Aerobic exercise, which bodybuilders regularly implement to reduce body fat, improves heart health and significantly lowers your risk of developing or dying from heart disease — the leading cause of death in America.

In addition to exercise, bodybuilders also focus on their nutrition.

Following a healthy eating pattern, including nutrient-dense foods from all food groups in appropriate amounts, can significantly lower your risk of chronic diseases.

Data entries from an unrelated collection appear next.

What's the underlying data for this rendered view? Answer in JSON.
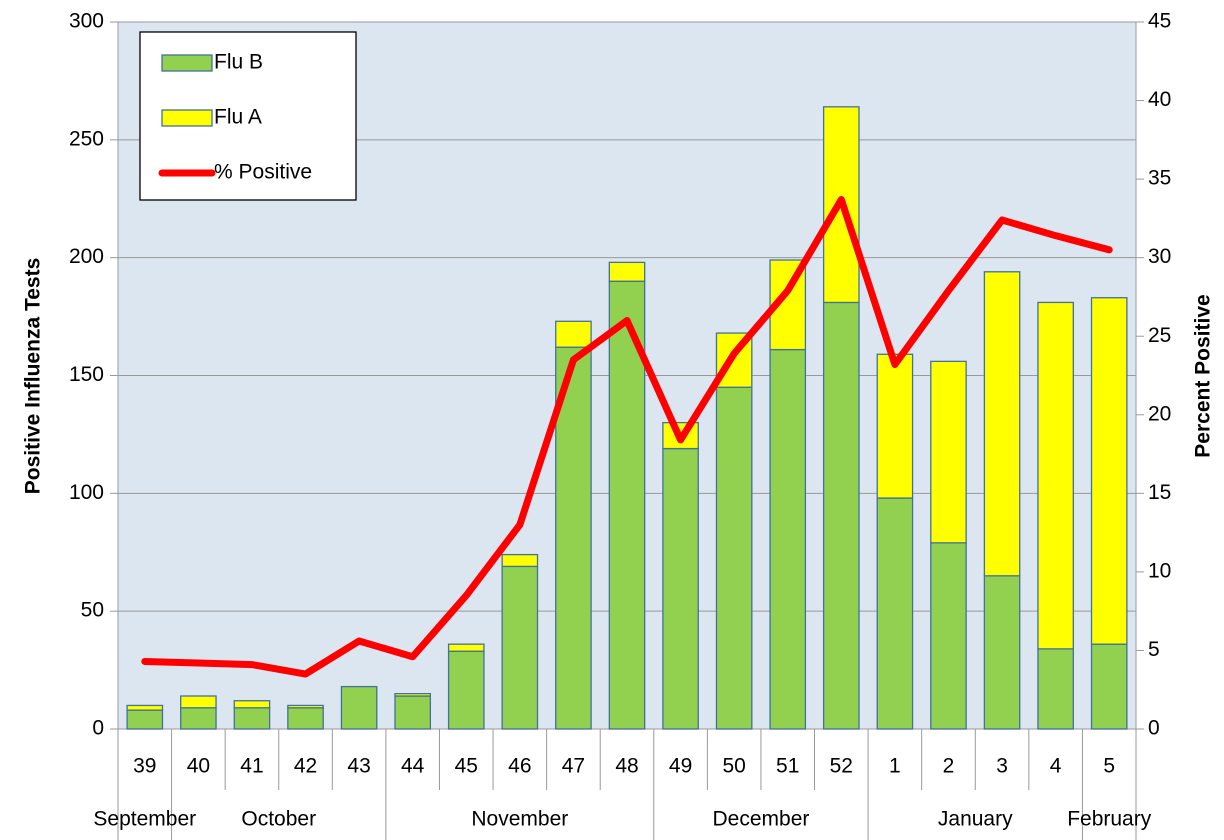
{
  "chart_data": {
    "type": "bar",
    "stacked": true,
    "y_label": "Positive Influenza Tests",
    "y2_label": "Percent Positive",
    "categories": [
      "39",
      "40",
      "41",
      "42",
      "43",
      "44",
      "45",
      "46",
      "47",
      "48",
      "49",
      "50",
      "51",
      "52",
      "1",
      "2",
      "3",
      "4",
      "5"
    ],
    "months": [
      "September",
      "October",
      null,
      null,
      null,
      "November",
      null,
      null,
      null,
      null,
      "December",
      null,
      null,
      null,
      "January",
      null,
      null,
      null,
      "February"
    ],
    "series": [
      {
        "name": "Flu B",
        "type": "bar",
        "color": "#92d050",
        "values": [
          8,
          9,
          9,
          9,
          18,
          14,
          33,
          69,
          162,
          190,
          119,
          145,
          161,
          181,
          98,
          79,
          65,
          34,
          36
        ]
      },
      {
        "name": "Flu A",
        "type": "bar",
        "color": "#ffff00",
        "values": [
          2,
          5,
          3,
          1,
          0,
          1,
          3,
          5,
          11,
          8,
          11,
          23,
          38,
          83,
          61,
          77,
          129,
          147,
          147
        ]
      },
      {
        "name": "% Positive",
        "type": "line",
        "axis": "y2",
        "color": "#ff0000",
        "values": [
          4.3,
          4.2,
          4.1,
          3.5,
          5.6,
          4.6,
          8.5,
          13.0,
          23.5,
          26.0,
          18.4,
          23.9,
          27.9,
          33.7,
          23.2,
          27.9,
          32.4,
          31.4,
          30.5
        ]
      }
    ],
    "ylim": [
      0,
      300
    ],
    "yticks": [
      0,
      50,
      100,
      150,
      200,
      250,
      300
    ],
    "y2lim": [
      0,
      45
    ],
    "y2ticks": [
      0,
      5,
      10,
      15,
      20,
      25,
      30,
      35,
      40,
      45
    ],
    "grid": true,
    "legend": "top-left",
    "background": "#dce6f1"
  }
}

For the most part, bodybuilding is a lifestyle associated with several health benefits, but there are some things to know before embarking on this journey.

Low levels of body fat can negatively affect sleep and mood

To prepare for a bodybuilding competition, competitors develop extremely low body fat levels, with males and females typically reaching body fat levels of 5–10% and 10–15%, respectively.

A low level of body fat, combined with low calorie intake, has been shown to decrease sleep quality, negatively affect mood, and weaken the immune system in the weeks leading up to a competition.

These effects may also last for several weeks afterward.

Anabolic steroids can have adverse effects

Many, but not all, adverts for muscle-building supplements involve bodybuilders who use performance-enhancing drugs, such as anabolic steroids.

This misleads many people into believing they can achieve the same muscular look by taking the advertised supplement.

In turn, many bodybuilders, especially those beginning their journey, develop unrealistic expectations of what they can accomplish naturally. This may lead to body dissatisfaction and, eventually, the urge to try anabolic steroids.

However, anabolic steroids are very unhealthy and linked to several risks and side effects.

In addition to being illegal to possess in the US without a prescription, using anabolic steroids can increase your risk of heart disease, decrease fertility, and result in mental health conditions like depression.

Bodybuilding focuses on muscularity and leanness rather than athletic performance. Achieving the desired look requires regular exercise and special attention to your diet.

Dieting typically involves bulking and cutting phases, during which your calorie intake will fluctuate while your macronutrient ratio remains stable.

Your diet should include nutrient-dense foods and plenty of protein. You should also limit alcohol, added sugars, and deep-fried foods.